Indira, India and Emergency

However, by the time Indira Gandhi came to power, these values of democracy, of tolerance and of thoughtful action had already started withering from the arena of India’s polity. Transformed into a battleground for power struggle, the chief objective became to acquire power and thwart the rival interests in favour of one’s own. Indira Gandhi, not known too much for her intellect as for her family background, turned out to be the quintessential politician that one would have expected once Indian democracy started to mature and show its true colours. Having acquired a following and legitimacy by promoting her personality cult after the 1969 split of the Congress into two rival parties, it became imperative for her to silence her critics, either by hook or by crook.

It is in this regard that the emergency of 1975 should be seen.

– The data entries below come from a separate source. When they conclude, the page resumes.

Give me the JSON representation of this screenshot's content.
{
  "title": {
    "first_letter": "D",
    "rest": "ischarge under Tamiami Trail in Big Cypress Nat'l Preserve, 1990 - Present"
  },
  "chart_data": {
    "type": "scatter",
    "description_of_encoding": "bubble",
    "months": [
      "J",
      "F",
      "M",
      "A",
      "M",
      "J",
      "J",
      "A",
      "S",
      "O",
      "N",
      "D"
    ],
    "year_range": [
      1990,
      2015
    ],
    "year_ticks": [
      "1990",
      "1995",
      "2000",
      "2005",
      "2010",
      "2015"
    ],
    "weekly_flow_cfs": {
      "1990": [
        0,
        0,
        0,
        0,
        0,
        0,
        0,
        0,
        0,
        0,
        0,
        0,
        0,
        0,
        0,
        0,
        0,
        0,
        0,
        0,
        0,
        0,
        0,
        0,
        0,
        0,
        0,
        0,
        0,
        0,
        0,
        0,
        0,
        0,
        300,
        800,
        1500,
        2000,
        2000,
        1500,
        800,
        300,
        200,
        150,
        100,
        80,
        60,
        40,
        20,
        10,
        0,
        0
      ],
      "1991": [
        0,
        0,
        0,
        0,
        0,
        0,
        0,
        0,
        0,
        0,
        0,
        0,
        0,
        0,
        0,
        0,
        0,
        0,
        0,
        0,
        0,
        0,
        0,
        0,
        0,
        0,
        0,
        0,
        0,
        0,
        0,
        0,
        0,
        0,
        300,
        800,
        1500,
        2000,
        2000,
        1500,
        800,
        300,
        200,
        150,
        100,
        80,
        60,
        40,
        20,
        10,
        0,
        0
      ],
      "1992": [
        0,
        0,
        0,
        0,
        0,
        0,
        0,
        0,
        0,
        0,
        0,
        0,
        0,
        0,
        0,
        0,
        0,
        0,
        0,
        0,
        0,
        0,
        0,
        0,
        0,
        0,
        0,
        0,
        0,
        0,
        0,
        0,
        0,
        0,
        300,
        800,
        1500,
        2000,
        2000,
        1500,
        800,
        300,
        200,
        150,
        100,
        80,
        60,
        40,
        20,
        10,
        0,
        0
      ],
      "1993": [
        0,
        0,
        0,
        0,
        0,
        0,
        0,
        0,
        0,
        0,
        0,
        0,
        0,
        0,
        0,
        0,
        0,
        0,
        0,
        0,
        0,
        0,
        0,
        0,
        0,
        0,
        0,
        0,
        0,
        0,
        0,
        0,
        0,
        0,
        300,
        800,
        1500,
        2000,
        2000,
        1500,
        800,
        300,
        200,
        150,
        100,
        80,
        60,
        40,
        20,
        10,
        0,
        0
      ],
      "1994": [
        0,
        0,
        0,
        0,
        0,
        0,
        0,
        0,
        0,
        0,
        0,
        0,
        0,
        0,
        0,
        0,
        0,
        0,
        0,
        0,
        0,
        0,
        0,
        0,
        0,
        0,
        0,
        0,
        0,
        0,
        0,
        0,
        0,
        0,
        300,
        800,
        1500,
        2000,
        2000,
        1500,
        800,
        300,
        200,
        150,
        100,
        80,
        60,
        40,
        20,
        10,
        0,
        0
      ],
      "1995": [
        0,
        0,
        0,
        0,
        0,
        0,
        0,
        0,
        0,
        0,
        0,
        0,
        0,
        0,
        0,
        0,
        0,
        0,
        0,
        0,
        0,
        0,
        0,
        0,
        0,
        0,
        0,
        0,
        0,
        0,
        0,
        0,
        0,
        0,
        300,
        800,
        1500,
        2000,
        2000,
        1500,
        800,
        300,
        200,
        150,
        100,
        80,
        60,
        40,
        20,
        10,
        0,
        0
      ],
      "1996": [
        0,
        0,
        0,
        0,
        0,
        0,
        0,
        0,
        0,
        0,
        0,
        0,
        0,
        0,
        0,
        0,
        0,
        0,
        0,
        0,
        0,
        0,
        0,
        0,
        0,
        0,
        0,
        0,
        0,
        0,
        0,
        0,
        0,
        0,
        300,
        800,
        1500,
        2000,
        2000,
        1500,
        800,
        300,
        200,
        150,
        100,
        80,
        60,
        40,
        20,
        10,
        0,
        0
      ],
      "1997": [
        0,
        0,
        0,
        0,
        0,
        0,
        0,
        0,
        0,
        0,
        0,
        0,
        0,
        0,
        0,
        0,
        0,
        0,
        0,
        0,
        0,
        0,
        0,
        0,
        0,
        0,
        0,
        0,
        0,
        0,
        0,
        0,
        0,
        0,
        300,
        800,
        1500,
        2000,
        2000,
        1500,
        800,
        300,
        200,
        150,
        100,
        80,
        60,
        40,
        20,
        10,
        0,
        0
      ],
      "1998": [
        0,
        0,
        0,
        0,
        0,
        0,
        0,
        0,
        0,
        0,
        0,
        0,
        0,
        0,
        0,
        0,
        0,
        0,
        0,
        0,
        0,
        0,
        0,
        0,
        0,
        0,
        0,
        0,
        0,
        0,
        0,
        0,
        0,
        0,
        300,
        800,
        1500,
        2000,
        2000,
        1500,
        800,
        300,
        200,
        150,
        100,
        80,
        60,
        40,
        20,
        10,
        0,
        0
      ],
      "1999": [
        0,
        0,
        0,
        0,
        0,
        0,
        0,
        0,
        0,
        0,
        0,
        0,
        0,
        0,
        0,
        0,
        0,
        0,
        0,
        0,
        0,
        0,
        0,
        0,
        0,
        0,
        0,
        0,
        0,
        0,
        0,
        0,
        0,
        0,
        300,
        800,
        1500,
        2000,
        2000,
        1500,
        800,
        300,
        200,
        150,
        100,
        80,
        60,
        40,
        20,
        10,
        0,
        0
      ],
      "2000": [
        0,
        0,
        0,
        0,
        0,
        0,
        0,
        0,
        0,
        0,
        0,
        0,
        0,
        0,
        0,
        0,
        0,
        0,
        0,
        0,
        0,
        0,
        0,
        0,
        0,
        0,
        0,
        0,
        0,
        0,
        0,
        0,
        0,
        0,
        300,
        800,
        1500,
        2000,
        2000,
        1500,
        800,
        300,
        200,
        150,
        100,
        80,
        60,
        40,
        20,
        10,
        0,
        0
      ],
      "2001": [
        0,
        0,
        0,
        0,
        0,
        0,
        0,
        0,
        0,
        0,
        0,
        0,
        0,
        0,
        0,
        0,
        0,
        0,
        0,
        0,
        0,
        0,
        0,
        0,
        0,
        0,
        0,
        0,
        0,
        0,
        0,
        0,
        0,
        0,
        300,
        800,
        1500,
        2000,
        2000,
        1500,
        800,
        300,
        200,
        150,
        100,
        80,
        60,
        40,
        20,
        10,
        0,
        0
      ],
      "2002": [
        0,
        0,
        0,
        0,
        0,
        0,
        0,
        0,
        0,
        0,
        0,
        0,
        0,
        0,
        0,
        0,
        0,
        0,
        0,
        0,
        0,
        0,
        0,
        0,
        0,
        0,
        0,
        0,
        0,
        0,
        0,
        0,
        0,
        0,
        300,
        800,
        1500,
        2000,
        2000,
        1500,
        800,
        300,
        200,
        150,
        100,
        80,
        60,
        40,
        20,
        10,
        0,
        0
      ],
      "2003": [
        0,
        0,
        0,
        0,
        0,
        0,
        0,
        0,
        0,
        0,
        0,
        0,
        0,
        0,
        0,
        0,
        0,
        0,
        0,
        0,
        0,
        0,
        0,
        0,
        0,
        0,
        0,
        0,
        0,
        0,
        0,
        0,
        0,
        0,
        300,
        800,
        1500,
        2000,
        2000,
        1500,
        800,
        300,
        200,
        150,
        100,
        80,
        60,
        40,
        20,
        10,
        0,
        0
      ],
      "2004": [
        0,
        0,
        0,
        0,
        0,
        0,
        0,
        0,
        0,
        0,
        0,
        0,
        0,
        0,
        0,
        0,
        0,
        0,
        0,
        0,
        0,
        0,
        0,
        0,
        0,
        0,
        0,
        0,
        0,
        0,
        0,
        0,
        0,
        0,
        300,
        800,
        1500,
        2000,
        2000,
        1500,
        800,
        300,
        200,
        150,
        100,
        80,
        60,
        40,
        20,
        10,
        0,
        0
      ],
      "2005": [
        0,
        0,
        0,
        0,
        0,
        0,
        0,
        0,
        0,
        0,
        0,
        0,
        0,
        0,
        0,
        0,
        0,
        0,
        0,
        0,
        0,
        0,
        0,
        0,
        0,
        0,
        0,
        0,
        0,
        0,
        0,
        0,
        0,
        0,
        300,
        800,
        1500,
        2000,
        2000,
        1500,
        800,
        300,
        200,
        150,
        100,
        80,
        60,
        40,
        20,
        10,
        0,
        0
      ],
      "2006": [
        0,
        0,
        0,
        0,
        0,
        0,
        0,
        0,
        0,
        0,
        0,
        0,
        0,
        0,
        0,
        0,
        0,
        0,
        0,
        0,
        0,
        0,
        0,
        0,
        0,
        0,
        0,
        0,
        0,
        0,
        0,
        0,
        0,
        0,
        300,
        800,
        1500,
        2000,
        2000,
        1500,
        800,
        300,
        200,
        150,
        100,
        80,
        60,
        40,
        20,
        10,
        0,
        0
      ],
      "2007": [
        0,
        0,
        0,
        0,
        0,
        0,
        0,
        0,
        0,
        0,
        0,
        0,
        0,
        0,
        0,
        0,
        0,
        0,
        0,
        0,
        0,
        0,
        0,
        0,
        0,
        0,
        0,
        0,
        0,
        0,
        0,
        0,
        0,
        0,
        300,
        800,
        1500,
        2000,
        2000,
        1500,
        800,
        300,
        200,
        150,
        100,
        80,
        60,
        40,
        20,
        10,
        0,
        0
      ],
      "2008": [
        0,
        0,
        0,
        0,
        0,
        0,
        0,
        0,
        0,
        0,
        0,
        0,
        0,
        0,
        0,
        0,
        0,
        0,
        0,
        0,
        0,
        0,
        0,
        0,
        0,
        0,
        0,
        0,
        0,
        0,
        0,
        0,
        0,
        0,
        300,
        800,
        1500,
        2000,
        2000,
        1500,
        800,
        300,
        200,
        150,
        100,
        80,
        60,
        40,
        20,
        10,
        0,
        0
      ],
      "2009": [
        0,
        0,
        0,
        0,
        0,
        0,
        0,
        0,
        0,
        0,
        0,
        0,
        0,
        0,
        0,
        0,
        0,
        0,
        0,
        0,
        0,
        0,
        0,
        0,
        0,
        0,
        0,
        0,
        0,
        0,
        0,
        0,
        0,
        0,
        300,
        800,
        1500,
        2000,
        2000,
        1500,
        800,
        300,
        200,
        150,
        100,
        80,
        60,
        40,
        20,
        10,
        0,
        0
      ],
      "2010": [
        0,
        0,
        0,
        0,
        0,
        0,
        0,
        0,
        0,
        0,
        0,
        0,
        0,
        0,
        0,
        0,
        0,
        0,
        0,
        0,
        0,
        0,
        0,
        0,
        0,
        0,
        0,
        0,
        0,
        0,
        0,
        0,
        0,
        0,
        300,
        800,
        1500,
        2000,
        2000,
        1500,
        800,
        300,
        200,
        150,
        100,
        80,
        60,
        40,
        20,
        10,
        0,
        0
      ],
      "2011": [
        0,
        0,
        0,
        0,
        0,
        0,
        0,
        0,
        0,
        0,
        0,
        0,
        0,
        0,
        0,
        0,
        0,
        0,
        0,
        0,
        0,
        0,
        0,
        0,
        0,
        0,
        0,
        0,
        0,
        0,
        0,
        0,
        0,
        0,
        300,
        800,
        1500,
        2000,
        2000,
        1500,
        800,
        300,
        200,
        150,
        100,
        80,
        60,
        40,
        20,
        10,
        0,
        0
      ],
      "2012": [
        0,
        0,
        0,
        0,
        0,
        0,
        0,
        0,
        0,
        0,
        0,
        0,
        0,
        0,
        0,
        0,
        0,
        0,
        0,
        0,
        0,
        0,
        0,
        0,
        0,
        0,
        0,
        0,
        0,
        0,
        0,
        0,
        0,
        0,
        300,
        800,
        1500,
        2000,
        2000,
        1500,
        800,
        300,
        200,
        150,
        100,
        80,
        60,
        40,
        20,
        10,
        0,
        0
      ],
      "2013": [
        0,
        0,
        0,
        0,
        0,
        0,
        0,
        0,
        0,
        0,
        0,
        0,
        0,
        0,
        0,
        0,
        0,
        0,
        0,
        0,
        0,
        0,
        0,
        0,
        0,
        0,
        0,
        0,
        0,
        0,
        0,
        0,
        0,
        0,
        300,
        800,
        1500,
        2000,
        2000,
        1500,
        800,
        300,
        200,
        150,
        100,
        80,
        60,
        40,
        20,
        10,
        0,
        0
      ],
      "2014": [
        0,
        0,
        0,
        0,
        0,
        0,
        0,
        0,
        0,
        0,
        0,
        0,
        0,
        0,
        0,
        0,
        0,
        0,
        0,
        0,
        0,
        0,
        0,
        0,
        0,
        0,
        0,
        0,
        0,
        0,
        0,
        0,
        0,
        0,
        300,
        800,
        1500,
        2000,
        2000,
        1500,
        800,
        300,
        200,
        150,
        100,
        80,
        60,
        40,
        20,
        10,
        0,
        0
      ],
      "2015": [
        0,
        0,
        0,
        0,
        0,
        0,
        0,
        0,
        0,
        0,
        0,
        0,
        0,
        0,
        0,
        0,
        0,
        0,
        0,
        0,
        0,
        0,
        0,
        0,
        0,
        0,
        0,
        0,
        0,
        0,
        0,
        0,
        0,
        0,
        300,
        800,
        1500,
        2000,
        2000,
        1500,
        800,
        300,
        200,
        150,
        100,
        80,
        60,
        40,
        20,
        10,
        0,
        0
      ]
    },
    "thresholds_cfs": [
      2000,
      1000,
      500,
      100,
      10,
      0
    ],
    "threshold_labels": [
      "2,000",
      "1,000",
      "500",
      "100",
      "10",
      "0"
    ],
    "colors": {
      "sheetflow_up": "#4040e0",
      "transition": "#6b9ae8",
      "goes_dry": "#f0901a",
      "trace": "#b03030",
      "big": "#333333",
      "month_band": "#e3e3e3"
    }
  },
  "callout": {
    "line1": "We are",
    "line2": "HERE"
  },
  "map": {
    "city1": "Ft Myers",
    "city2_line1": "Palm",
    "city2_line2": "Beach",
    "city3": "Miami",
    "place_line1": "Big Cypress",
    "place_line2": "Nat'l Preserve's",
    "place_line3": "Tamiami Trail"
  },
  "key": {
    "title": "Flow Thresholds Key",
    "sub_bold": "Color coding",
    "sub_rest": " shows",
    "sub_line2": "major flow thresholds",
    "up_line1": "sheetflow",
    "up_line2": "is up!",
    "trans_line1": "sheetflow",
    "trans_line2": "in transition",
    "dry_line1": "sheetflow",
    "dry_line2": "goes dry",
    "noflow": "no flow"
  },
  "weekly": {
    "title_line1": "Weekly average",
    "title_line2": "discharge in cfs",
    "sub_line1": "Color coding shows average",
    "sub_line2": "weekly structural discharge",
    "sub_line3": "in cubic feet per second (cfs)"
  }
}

Far from the considered pragmatism of the country’s founding fathers, the Emergency is a case study in intolerance to criticism and blatant disregard for the principles enshrined in the Indian constitution. The press was censored, opposition members jailed, free speech and freedom of expression revoked and the judiciary just made a compliant cog in the wheel of the state’s vehicle of things.

Could things have been any different without the Emergency? One cannot say. However, with the benefit of hindsight, one can safely conclude that the deterioration in the belief of rights to freedom of expression, which gathered pace after Nehru’s death, was accelerated with the catalyst of the Emergency and even without it, would have continued to grow, albeit at a slower pace.

In our Times

Thus, it is with a certain sense of deja vu that one analyzes the events of the past year. The cheap trick through which Salman Rushdie was not allowed to attend the Jaipur Literature Festival, apparently to soothe the hurt sentiments of a particular religious minority, the route of Baba Ramdev from the Ramlila Maiden during his fast against corruption and black money, the arrest of cartoonist Aseem Trivedi and Binayak Sen on charges of Sedition, the arrest of a professor of Jadavpur University for allegedly forwarding “insidious” mails against Chief Minister Mamata Banerjee, the censorship of the internet in reply to the North East exodus in the aftermath of Assam Riots and the latest, the arrest of a small time businessman for tweeting against the present Home Minister’s son.

It seems that the modern Indian state is in a state of limbo. Confronted with the rapidly advancing means of communication and modes of dissemination of information, the present administration finds itself inept of taking action in a balanced manner like that of Sardar Patel and fearful of going whole hog in destroying the civil liberties enshrined in the constitution to assume complete control like Indira Gandhi. In this state of indecision, the blunders that the government commits, with regard to free speech and free expression, only weaken the base of the limited liberties we enjoy and thus paves the way or a bleaker future.